Hrubesch würde alle Olympiaspieler adoptieren
Die Ovationen galten indes einem Mann, der gar nicht mitspielte, sondern in Zivil auf den Rasen des Millertorstadions schritt: Horst Hrubesch (65). Beim HSV hatte er durch seine Kopfballtore schon immer Legendenstatus. Doch seit dem Auftritt mit der Olympiaauswahl in Brasilien liebt ganz Fußball-Deutschland den Mann mit dem kantigen Schädel. Wer ihn vor dem Spiel im Hotel beobachtete, weiß auch warum. Als der Organisationsstab zur Abfahrt zum Stadion drängte, sagte Hrubesch nur: „Ich komme nach, ich habe den Fans vor dem Hotel versprochen, dass ich noch Autogramme schreibe.“ Ein Reporter wollte wissen, welchen seiner Olympiaspieler er adoptieren würde. „Am liebsten alle“, brummte Hrubesch, seit 1. September offiziell Rentner. Und wie er denn die Bundesliga verfolge? „Meistens bin ich irgendwo im Stadion. Und wenn nicht, höre ich Radio.“ Im Radio, in der Sky-Zeit der Liga kaum zu glauben.
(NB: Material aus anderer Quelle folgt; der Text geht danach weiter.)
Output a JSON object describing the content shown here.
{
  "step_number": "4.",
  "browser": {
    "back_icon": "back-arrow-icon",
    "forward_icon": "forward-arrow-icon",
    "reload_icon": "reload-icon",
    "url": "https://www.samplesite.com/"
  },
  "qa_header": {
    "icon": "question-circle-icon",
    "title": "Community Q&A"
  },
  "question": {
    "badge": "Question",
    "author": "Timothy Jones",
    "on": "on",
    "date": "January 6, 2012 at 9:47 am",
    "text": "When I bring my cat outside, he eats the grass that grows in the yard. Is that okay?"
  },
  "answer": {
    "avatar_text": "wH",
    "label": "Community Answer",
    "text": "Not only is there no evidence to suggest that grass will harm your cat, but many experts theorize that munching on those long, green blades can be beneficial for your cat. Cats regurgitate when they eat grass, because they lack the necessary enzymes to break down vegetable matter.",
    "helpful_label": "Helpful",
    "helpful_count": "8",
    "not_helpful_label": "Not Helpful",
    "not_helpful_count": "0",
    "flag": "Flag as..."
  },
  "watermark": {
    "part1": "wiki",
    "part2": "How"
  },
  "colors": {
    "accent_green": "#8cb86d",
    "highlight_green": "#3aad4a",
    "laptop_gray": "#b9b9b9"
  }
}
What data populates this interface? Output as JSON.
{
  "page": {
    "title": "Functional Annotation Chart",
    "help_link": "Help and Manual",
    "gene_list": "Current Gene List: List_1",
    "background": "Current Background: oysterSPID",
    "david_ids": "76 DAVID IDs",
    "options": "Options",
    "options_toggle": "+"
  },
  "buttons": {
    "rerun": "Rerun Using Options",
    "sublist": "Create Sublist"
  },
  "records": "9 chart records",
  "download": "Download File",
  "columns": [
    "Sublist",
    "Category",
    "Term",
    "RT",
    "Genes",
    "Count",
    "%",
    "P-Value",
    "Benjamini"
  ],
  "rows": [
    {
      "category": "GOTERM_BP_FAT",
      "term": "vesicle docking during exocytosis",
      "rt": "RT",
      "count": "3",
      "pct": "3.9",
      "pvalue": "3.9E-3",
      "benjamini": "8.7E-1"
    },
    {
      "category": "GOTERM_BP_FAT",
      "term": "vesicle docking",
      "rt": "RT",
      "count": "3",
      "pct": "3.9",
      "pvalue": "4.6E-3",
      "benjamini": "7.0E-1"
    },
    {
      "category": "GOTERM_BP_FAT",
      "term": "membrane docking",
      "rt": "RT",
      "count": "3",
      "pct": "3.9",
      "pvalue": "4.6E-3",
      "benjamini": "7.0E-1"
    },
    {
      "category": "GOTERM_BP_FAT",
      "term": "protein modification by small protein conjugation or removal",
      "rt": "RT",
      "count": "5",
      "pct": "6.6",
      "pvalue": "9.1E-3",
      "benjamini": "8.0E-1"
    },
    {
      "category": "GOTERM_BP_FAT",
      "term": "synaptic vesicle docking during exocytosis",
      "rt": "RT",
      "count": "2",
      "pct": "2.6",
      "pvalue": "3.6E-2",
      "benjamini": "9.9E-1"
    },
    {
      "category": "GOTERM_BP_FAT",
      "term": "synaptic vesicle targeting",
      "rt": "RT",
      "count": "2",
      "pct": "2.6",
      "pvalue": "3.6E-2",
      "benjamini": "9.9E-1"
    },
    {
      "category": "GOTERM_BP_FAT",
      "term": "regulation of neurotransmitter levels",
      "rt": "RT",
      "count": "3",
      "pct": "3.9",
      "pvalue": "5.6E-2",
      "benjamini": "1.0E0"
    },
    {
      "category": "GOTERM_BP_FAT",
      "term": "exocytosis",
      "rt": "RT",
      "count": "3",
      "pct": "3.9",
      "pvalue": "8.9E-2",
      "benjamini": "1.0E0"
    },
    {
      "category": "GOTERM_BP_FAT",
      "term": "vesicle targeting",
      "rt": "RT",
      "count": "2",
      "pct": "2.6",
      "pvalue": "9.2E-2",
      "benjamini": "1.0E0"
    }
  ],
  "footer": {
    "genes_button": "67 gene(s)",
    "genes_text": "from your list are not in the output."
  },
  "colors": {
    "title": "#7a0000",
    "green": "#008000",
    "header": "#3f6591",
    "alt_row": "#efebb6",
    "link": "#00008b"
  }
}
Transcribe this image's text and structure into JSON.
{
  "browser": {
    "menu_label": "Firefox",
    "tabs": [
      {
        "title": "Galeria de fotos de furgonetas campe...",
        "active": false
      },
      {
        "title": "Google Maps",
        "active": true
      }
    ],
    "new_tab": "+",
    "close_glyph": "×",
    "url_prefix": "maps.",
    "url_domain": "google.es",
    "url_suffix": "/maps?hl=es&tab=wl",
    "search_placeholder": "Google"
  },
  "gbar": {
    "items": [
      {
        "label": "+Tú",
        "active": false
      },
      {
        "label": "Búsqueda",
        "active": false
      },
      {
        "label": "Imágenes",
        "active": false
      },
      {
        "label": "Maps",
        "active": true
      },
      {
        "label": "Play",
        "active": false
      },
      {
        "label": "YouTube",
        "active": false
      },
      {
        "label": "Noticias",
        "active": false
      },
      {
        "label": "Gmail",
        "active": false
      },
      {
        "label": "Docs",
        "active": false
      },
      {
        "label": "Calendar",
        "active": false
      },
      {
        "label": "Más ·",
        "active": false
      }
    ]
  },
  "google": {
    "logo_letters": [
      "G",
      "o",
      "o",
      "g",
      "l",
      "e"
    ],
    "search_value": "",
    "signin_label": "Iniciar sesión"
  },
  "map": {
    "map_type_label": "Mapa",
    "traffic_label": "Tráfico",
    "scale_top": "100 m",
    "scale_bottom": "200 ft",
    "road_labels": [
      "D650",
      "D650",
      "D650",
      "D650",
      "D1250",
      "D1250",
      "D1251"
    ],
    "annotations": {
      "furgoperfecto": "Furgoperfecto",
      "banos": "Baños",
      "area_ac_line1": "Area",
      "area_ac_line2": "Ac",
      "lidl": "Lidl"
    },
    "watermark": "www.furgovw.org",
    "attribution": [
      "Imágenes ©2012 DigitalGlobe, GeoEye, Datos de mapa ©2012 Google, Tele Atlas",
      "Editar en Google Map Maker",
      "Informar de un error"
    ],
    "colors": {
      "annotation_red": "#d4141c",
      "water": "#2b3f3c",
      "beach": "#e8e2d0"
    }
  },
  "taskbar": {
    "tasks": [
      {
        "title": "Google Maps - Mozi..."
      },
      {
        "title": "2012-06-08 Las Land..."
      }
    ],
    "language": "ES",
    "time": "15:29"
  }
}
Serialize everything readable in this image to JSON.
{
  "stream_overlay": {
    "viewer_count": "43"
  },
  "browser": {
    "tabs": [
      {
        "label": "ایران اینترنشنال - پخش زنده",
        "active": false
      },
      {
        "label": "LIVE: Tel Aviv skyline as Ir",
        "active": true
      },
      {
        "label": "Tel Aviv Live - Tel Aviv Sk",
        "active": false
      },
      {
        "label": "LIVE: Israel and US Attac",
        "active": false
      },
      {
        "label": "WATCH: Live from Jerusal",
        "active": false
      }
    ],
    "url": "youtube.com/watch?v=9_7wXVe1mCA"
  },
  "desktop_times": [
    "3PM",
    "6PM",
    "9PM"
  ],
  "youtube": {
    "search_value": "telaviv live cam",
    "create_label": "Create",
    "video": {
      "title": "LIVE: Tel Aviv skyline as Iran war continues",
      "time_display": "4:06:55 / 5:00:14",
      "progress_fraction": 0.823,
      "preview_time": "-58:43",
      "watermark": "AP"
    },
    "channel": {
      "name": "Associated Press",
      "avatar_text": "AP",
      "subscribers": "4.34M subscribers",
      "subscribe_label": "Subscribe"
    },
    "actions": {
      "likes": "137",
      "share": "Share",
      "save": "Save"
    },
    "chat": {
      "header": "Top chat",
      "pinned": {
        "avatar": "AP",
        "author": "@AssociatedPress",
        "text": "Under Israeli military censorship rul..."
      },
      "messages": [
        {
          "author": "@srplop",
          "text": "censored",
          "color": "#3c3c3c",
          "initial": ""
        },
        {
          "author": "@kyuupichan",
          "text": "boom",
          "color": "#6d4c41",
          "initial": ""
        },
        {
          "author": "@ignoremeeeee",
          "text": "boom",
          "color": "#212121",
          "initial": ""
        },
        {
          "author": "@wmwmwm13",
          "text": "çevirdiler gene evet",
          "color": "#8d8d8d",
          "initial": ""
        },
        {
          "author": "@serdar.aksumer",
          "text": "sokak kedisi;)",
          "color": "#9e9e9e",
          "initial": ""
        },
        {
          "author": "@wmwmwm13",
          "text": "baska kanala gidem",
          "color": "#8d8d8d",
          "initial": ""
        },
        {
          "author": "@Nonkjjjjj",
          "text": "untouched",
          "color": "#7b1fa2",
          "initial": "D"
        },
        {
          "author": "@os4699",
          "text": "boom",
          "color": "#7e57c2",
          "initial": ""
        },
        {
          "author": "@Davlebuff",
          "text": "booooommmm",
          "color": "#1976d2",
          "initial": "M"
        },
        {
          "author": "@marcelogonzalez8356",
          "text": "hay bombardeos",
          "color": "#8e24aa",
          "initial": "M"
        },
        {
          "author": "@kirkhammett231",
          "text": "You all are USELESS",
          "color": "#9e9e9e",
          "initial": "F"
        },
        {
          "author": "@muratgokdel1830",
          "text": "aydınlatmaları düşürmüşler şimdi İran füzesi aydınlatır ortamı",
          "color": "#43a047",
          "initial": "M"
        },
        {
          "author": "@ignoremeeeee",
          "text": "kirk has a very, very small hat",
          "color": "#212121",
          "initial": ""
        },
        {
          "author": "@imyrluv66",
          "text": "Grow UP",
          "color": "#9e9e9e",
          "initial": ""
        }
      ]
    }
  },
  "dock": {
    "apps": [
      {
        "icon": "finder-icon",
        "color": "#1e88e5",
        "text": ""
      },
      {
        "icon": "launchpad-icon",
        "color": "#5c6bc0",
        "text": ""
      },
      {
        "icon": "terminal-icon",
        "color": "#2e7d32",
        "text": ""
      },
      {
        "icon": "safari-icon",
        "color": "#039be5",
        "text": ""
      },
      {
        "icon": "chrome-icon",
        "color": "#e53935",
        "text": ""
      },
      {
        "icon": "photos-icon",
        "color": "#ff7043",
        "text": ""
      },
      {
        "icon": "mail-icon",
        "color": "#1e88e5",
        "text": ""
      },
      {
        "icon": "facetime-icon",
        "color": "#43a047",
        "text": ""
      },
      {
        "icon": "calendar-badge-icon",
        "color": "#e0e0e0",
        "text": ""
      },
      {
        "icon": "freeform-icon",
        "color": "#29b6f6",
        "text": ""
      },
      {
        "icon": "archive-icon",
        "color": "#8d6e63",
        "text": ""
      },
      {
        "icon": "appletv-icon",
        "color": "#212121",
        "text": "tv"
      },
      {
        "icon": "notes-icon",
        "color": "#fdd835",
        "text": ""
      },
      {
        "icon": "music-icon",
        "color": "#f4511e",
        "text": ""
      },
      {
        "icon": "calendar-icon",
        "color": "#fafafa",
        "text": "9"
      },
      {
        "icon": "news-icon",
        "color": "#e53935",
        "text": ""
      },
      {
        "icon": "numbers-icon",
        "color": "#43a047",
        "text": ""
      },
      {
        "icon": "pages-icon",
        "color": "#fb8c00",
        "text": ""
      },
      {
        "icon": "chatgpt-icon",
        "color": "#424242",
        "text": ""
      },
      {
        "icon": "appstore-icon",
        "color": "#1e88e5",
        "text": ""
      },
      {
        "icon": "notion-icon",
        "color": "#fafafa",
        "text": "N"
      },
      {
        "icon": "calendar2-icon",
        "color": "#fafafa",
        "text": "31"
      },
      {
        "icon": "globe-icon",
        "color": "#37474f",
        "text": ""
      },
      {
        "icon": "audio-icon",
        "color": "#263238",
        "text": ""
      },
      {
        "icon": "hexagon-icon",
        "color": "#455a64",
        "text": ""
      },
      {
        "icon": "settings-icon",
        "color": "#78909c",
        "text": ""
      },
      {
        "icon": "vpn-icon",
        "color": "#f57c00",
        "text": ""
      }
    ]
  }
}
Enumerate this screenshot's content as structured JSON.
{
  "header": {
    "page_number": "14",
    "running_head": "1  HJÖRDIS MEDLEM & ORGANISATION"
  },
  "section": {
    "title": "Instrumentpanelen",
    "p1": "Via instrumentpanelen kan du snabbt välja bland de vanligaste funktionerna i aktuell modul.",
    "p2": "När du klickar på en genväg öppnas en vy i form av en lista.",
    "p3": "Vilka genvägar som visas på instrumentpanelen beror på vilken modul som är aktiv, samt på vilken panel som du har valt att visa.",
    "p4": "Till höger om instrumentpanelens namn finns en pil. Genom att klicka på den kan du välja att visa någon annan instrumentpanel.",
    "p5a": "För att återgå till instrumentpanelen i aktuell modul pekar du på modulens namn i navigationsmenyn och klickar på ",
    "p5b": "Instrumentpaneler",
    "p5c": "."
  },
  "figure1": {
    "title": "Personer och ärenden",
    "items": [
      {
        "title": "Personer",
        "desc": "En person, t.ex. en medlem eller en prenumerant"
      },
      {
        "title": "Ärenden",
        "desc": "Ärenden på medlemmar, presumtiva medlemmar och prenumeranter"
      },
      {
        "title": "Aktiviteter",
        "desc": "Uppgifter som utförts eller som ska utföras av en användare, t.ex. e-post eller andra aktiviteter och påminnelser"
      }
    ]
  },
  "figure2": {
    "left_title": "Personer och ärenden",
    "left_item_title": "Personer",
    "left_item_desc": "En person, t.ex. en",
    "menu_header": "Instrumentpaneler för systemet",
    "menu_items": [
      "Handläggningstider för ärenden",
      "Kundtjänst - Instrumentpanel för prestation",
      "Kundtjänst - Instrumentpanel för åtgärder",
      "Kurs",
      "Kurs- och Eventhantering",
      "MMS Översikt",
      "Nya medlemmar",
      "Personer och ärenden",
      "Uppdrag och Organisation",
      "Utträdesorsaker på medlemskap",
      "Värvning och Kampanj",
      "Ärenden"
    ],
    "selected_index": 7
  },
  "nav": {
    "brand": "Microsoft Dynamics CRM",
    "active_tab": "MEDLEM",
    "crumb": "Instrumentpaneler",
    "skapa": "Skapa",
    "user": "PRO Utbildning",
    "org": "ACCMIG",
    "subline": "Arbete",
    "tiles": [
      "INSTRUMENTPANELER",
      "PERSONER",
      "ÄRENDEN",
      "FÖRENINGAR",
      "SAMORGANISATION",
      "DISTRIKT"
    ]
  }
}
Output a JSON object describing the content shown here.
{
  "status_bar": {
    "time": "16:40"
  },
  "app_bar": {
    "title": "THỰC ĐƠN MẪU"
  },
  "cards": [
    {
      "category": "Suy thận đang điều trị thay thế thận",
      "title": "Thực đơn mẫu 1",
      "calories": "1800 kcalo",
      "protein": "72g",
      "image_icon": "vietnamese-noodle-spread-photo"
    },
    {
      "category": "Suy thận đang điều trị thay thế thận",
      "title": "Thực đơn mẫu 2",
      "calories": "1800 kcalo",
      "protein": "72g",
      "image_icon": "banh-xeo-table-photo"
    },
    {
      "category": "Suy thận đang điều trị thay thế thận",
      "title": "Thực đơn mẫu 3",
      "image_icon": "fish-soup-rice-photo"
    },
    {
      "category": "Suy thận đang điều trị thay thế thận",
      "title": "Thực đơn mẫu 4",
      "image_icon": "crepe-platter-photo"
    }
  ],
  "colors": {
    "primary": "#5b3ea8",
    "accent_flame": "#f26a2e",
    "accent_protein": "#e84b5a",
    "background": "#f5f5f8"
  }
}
Es sind Momente wie diese, die den Tag wirklich legendär machen. Mit Gesprächen unter Fußballern, die auch nach ihrer aktiven Zeit so viel erlebt haben. Thomas Doll etwa, einst Trainer vom HSV und jetzt bei Ferencváros Budapest, erzählte, wie er jüngst einen Stuhl quer durch die Kabine warf – aus Wut über das Ausscheiden seiner Mannschaft gegen Tirana im Elfmeterschießen im Kampf um das internationale Geschäft. „Der gegnerische Torwart verlädt meinen Keeper. Und die beiden klatschen sich danach ab. Das musst du dir vorstellen“, schimpfte Doll. Markus Babbel, auch einst beim HSV aktiv, berichtete über sein Traineramt in Luzern: „Die Schweizer sind sehr auf Harmonie bedacht. Du darfst in der Kabine nicht laut werden, dann verlieren die jedes Selbstbewusstsein.“
„Es ist ein wunderbares Klassentreffen“, sagte Olaf Thon, Dauergast beim „Tag der Legenden“. Thon ist mit 50 Jahren mittendrin im Club der Fußballgenerationen, 13 Jahre jünger als Manfred Kaltz, am Sonntag wieder als Flankengeber unterwegs, und 20 Jahre älter als Marcell Jansen, am Sonntag der Benjamin. Und wer Mladen Petric (35) sah, fragte sich nicht nur angesichts seines Fallrückziehers, der an der Torlatte landete, warum der Kroate seine Karriere in diesem Sommer beendet hat. Den Pokal für das schönste Tor bekam indes Mauricio Gaudino, der mit einem schönen Hackentrick traf.
Legenden mit Hüftgold
Zugegeben: Nicht alle Legenden haben noch das sportliche Gardemaß. Torsten Frings, Gerald Asamoah und auch der einstige Schalker Youri Mulders etwa haben deutlich Hüftgold angesetzt. Egal, Ewald Lienen, Trainer des FC St. Pauli und Helmut Schulte, einst Manager beim Kiezclub und jetzt in gleicher Funktion bei Union Berlin, die am Sonntag das „Team Hamburg“ gemeinsam coachten, hoffen auf eine Revanche. Und eine erneute Pause wird es nicht geben. „Dieses positive Erlebnis ist für uns auch eine Verpflichtung.“ sagt Beckmann.
Tore für das „Team Hamburg“: Fabian Boll, Mladen Petric, Marius Ebbers
Tore für das „Team Deutschland“: Tim Borowski, Jörg Butt, Simon Rolfes, Mauricio Gaudino.